The Obama campaign has focused on the silver spoon which fed Mitt Romney and also on his failure to release tax returns for more than the last two years. Romney, whose much-scrutinised fortune is estimated at $250 million, says Americans will “just have to take my word” that he is in compliance with tax law. In 2002, when he was standing for governor of Massachusetts, he testified to a state panel that he fulfilled residency requirements by paying taxes in Massachusetts while residing in Utah. The claim was later shown to be false.

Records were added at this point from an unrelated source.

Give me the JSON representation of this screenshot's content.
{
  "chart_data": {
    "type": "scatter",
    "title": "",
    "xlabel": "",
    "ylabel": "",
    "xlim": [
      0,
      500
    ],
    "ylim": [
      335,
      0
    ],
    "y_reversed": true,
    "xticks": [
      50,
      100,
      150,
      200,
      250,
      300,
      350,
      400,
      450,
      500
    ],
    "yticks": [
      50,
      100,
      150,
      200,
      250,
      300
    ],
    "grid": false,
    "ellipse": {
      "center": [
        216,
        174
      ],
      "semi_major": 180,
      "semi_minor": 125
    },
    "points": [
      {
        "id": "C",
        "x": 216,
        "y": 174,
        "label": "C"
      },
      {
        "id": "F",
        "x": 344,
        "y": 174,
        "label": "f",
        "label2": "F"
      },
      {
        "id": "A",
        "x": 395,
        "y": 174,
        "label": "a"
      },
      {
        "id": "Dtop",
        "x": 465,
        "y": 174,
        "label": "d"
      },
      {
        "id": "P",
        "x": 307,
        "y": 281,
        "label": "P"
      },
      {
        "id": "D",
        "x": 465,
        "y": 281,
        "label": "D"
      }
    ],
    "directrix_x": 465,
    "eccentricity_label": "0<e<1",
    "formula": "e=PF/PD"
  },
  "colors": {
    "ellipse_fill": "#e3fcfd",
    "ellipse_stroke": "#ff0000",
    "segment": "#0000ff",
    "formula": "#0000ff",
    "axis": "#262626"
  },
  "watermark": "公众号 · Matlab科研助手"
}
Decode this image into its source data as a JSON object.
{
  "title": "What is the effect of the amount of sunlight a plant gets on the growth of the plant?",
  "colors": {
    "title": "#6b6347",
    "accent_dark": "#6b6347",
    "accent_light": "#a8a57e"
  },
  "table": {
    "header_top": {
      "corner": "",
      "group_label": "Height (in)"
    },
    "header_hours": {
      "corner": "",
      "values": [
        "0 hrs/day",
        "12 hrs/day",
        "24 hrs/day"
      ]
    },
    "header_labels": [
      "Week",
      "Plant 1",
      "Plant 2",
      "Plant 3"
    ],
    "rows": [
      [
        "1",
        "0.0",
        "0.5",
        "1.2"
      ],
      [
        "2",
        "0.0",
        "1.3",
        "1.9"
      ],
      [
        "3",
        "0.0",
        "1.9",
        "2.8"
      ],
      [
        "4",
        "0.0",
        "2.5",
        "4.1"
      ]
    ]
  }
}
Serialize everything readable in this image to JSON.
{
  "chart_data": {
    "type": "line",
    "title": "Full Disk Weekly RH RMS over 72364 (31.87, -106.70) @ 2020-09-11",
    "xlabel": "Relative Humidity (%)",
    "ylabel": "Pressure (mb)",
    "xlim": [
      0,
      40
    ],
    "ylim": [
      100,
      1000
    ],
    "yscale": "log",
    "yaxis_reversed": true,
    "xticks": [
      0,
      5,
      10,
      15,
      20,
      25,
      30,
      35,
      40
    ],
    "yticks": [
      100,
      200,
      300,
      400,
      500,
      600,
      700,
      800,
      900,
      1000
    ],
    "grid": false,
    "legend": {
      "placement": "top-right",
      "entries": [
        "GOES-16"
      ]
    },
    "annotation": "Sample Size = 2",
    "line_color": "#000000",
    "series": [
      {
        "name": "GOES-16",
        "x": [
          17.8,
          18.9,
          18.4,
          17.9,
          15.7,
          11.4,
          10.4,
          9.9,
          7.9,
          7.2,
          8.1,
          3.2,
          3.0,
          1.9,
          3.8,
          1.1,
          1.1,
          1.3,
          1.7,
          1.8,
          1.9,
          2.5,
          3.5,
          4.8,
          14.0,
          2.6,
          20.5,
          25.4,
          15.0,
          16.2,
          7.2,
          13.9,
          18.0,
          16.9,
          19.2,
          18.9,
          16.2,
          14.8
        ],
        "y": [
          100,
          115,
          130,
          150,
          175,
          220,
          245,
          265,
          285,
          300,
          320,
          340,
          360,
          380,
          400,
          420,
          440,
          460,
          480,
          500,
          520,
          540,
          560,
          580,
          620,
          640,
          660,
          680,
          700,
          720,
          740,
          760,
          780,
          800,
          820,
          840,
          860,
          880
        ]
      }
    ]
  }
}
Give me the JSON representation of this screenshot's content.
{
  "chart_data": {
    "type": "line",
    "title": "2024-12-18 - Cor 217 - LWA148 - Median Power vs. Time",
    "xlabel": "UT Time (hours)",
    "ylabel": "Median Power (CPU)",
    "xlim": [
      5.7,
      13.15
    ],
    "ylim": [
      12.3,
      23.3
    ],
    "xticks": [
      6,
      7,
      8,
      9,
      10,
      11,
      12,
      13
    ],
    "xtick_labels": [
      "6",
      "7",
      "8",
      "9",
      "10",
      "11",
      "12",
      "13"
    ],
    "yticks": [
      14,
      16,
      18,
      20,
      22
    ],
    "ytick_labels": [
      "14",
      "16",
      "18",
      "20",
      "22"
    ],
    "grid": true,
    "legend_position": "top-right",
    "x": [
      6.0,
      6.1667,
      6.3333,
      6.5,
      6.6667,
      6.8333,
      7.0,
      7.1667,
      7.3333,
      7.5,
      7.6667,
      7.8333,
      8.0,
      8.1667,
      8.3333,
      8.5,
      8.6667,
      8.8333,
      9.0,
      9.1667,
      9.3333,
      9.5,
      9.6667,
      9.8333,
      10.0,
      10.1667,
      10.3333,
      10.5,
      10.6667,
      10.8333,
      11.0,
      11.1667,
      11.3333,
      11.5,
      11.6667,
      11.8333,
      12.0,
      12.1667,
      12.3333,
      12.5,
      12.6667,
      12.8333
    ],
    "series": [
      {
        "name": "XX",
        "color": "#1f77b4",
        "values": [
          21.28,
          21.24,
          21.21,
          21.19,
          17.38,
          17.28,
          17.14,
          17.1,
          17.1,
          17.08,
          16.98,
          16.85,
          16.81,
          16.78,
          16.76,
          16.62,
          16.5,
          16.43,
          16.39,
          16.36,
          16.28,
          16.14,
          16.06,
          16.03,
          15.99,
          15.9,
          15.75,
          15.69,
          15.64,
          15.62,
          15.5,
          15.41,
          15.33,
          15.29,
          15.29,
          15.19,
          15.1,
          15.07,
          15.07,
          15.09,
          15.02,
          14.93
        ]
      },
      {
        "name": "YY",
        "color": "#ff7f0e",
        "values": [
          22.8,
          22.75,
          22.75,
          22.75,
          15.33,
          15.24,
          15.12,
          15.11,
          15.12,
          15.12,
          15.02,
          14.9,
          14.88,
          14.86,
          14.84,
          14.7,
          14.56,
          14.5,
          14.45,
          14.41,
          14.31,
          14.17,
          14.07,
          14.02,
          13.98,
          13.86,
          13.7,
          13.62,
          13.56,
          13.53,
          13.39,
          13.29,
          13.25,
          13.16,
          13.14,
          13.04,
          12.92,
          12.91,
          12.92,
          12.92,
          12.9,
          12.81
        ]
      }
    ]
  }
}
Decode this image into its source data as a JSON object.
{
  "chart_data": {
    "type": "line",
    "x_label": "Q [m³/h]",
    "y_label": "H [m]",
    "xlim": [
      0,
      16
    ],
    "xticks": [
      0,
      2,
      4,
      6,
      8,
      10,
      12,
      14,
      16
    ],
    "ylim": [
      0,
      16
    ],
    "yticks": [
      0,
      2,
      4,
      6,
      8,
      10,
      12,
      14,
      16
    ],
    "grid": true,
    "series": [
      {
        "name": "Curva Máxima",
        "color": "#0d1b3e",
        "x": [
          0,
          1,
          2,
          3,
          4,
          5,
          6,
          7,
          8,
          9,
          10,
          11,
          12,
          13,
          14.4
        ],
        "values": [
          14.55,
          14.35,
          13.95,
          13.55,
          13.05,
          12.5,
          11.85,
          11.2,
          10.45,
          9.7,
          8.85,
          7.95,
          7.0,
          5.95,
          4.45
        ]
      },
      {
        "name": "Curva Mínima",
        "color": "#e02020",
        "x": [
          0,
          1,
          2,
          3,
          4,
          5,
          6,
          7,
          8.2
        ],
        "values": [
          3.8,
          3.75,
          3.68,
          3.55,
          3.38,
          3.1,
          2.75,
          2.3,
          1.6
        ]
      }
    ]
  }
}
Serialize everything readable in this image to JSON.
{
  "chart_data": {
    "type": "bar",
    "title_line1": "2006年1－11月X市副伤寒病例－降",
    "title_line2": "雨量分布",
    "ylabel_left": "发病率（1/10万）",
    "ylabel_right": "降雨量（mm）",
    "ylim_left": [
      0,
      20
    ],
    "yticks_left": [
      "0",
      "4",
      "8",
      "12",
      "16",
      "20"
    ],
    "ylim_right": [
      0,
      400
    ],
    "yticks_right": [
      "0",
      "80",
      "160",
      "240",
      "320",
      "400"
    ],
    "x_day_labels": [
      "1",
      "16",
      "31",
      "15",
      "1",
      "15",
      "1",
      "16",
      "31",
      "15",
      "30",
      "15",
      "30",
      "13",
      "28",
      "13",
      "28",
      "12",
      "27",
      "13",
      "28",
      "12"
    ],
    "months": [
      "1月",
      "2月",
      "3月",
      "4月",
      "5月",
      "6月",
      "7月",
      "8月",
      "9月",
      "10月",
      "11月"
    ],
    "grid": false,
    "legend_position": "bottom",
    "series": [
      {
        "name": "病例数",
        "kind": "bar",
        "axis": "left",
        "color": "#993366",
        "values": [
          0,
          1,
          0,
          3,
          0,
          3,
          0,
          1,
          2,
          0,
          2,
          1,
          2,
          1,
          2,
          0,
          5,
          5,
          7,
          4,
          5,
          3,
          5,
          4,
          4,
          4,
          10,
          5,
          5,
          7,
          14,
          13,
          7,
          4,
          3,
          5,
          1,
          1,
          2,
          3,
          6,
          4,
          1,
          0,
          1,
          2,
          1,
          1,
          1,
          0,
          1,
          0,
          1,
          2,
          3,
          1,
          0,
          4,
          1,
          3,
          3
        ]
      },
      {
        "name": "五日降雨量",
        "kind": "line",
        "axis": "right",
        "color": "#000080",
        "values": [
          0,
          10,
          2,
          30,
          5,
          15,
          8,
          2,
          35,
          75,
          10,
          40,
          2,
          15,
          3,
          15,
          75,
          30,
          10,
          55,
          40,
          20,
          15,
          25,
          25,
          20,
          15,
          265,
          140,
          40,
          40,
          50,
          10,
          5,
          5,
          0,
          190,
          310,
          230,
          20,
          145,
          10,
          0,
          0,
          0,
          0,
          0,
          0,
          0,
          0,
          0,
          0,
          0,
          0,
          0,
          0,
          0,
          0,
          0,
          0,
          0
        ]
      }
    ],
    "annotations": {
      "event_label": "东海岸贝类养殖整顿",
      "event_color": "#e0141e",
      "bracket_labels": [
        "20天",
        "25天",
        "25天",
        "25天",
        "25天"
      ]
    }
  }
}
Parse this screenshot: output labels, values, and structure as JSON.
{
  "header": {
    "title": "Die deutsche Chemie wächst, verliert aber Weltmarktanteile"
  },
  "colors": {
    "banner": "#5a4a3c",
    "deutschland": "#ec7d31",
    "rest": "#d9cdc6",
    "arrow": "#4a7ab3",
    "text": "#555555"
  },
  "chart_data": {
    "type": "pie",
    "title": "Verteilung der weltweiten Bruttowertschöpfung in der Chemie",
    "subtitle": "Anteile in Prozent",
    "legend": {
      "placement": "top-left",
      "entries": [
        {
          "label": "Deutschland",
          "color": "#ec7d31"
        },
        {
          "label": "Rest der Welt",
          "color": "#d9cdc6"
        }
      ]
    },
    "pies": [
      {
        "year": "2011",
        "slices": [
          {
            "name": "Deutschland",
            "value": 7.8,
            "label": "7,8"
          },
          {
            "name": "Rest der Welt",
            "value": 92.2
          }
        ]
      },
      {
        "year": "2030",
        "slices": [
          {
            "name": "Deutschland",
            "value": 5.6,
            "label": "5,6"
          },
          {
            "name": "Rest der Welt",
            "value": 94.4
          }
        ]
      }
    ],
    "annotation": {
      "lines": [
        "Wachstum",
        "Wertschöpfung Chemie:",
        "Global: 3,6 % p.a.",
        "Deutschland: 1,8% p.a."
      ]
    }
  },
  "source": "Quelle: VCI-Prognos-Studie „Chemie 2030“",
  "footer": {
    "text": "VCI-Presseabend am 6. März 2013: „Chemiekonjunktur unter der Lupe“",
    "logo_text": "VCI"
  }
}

Strategists decided to leaven Romney’s woodenness at the recent Republican Convention. Mrs Romney’s surprise speech was meant to cast her robotic husband in a soft and likeable light. She talked “from her heart” of her 43-year marriage, of deep love. She outlined her experience of multiple sclerosis and of breast cancer. Of bellicose children. She described her man who, waking up every day, determined to solve the problems that others say cannot be solved. “This man will not fail,” she gushed stagily. “This man will not let us down”.

The American public has only twice in the past 80 years chosen to replace presidents running for re-election – in 1980 and 1992. The challengers, Ronald Reagan and Bill Clinton, were unembarrassed to make their own positive, forward-looking case. History says Mitt Romney is simply too vacant to make it in 2012.